Essentially, the proposed law would prohibit the introduction of "foreign substances" into water lines located on property which Rockland County owns (or over which it holds an easement) and also prohibit transmission of water containing a "foreign substance", added after January 1, 1980, through water lines located on such property. Since, as specifically authorized by Transportation Corporations Law, § 43, water companies normally lay their mains and distribution lines in and along the beds of public streets and highways, the proposed law would, in effect, prohibit the addition of any "foreign substance" into water transmitted through pipelines in and along all county owned highways, a not inconsiderable portion of the total public water supply of Rockland County.
While the proposed law contains neither a statement of purpose nor any indication of the evil sought to be avoided, it obviously relates to protection of public health and sanitation, an area in which a county is specifically authorized to adopt and enforce ordinances "provided that such ordinances are not inconsistent with the provisions of this chapter [the Public Health Law] or the sanitary code." (Public Health Law, §347 [c].) Thus, our initial concern must be whether any provision of the Public Health Law or the State Sanitary Code regulates the same subject area and, if so, whether the provisions of the proposed local law are consistent with them. Since "[t]he provisions of the sanitary code of a county or part-county health district shall have the force and effect of law" (Public Health Law, § 348 [1]), we must also determine whether the provisions of the proposed law are consistent with the provisions of the Sanitary Code promulgated by the Rockland County Health District.
The State Sanitary Code, in 10 (A) NYCRR, Part 5, Subpart 5-1, contains detailed provisions for regulation of public water systems, which, by definition, include "collection, treatment, storage and distribution systems facilities * * * used in connection with such system" (10 [A] NYCRR, § 5-1.2 [u]). Among other things, Subpart 5-1 makes detailed provision for "Approval of fluoridation of public water systems" (§ 5-1.24), "Providing Treatment for public water systems" (§ 5-1.30); maximum contaminant levels permitted for inorganic chemicals (§ 5-1.51), organic chemicals (§ 5-1.52), turbidity (§ 5-1.53), microbiological contaminants (§ 5-1.54) and radioactivity (§ 5-1.55).
The Rockland County Sanitary Code contains, in Article XVI, provisions mandating that, on or before April 1, 1980, all community water systems "add or remove, in a manner approved by the New York State Commissioner of Health, a measured amount of fluoride ion so as to maintain the fluoride ion content" at specified levels (Article XVI, section II).
Inconsistencies between the proposed local law, on the one hand, and the provisions of the State and Rockland County Sanitary Code, on the other, are immediately apparent.
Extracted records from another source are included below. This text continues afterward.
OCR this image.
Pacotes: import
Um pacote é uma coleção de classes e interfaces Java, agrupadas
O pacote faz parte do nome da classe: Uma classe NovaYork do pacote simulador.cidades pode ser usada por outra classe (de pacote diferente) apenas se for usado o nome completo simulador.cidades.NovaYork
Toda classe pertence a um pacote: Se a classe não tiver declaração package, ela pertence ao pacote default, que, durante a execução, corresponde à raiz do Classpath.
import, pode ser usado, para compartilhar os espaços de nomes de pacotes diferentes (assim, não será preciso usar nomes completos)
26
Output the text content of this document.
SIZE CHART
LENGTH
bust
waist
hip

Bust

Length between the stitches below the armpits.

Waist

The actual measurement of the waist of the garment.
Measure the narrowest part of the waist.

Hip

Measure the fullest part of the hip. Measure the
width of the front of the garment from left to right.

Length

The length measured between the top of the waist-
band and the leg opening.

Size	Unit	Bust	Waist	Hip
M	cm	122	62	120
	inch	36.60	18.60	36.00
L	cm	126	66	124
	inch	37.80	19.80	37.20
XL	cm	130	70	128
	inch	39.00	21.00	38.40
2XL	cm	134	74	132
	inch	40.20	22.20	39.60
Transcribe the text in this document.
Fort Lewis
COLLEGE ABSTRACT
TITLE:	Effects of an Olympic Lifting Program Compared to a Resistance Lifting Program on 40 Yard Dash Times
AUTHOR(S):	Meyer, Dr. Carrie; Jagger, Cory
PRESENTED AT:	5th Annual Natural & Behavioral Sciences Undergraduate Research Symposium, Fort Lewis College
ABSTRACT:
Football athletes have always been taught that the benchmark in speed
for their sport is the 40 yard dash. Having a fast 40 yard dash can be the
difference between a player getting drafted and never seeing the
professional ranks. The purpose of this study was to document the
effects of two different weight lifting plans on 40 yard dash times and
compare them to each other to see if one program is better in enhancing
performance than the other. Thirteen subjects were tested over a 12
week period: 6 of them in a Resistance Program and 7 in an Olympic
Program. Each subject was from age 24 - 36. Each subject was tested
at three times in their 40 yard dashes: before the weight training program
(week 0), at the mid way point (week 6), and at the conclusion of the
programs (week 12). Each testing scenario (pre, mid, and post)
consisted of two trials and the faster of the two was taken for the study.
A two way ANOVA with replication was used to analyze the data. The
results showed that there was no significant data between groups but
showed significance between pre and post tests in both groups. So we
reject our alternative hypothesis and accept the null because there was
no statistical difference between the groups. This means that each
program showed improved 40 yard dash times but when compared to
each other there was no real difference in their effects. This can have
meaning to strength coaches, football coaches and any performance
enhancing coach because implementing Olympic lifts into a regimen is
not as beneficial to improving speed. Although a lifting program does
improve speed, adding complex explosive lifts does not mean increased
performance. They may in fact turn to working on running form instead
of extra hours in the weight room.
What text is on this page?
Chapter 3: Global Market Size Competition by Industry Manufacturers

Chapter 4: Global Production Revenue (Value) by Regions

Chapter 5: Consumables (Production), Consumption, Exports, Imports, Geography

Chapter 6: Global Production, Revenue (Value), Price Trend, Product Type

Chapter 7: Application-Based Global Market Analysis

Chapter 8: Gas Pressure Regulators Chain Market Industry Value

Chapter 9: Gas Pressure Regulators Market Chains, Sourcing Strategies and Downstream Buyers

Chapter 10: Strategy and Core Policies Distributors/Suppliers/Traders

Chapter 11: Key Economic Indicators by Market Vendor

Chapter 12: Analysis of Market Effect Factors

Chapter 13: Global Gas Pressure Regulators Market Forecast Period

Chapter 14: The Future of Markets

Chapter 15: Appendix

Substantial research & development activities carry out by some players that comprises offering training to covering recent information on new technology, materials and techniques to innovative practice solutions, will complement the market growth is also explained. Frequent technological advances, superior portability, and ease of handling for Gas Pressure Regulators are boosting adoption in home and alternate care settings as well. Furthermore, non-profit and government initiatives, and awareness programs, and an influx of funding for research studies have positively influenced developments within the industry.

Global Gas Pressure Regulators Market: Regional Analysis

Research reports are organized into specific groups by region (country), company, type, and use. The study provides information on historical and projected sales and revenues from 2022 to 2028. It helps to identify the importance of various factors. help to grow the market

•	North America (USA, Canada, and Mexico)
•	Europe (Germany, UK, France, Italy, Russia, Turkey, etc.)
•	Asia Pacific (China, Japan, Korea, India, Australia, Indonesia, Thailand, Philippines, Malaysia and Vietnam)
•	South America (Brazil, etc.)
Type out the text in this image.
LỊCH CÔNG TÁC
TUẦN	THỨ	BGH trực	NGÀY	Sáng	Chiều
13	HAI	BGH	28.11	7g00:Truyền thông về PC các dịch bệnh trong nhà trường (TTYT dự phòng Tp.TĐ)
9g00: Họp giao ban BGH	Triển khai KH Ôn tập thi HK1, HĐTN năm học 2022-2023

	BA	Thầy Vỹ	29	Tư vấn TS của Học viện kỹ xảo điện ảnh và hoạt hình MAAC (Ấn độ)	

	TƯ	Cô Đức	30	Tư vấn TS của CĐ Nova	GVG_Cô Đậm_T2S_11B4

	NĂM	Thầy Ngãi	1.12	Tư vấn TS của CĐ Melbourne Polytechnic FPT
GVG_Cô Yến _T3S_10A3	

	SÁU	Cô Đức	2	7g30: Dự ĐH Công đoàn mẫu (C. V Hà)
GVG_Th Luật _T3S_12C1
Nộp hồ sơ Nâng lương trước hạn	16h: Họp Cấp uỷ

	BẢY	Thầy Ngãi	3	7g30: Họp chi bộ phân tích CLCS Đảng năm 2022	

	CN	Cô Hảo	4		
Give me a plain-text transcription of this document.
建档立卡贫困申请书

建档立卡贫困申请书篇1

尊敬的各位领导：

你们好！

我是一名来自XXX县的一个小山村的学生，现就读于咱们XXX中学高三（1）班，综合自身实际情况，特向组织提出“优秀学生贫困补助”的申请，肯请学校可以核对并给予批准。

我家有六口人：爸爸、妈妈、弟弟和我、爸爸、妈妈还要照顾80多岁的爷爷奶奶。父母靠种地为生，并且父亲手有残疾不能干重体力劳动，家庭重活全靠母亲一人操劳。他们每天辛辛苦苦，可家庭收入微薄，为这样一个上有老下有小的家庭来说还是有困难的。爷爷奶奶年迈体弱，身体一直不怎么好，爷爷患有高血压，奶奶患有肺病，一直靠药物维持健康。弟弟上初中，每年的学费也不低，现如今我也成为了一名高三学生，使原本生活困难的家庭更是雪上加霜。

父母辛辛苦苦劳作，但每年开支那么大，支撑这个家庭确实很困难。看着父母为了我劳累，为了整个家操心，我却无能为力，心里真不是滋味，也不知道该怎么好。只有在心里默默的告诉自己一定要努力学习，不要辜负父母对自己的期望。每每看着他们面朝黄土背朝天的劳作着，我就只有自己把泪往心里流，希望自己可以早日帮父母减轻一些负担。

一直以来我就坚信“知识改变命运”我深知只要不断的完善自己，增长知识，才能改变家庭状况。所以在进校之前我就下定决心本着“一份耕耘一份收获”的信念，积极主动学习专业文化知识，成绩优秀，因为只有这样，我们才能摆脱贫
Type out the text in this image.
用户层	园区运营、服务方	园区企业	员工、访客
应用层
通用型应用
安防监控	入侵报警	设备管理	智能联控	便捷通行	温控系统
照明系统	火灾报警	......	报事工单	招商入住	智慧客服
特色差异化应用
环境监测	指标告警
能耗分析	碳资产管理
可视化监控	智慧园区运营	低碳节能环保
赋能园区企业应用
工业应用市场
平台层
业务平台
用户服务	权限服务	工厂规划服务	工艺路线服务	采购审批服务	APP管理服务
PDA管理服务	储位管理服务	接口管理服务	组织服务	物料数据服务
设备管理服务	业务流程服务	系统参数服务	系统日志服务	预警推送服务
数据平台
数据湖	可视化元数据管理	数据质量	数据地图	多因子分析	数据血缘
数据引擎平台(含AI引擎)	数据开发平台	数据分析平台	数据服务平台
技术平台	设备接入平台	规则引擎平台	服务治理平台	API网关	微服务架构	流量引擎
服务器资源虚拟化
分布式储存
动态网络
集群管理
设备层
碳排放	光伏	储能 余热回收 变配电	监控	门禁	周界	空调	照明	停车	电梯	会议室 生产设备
For example, the former would forbid the addition of fluoride ion — a "foreign substance" which, I am informed by the Rockland County Health District, was not introduced into the public water supply prior to January 1, 1980 — while the latter would mandate its addition. Other possible areas of inconsistency appear from the fact that the State Sanitary Code expressly sanctions contaminants not to exceed prescribed levels.
Thus, the proposed local law, being inconsistent with a general law of the State, would exceed the power to adopt local laws conferred upon the County by Public Health Law, § 347 (c). Accordingly, the proposed law is beyond the powers of the Rockland County Legislature to enact and would be invalid (Wholesale Laundry Bd. v City of New York,17 A.D.2d 327 [1st Dept, 1962], affd 12 N.Y.2d 998 [1963]). As stated inCity of Utica v Mercon, Inc., 71 Misc.2d 680, 681 (Sup Ct, Oneida County, 1972):
"First, it is a basic principal that the State is sovereign; that, while local governments are granted some rights of home rule (N.Y. Const., art. IX), these are dependent on their not being inconsistent with any general law of the State (Municipal Home Rule Law, § 10, subd. 1). A general statute dealing with State functions, applicable State-wide, cannot be changed by a city's enactment of a local law * * *."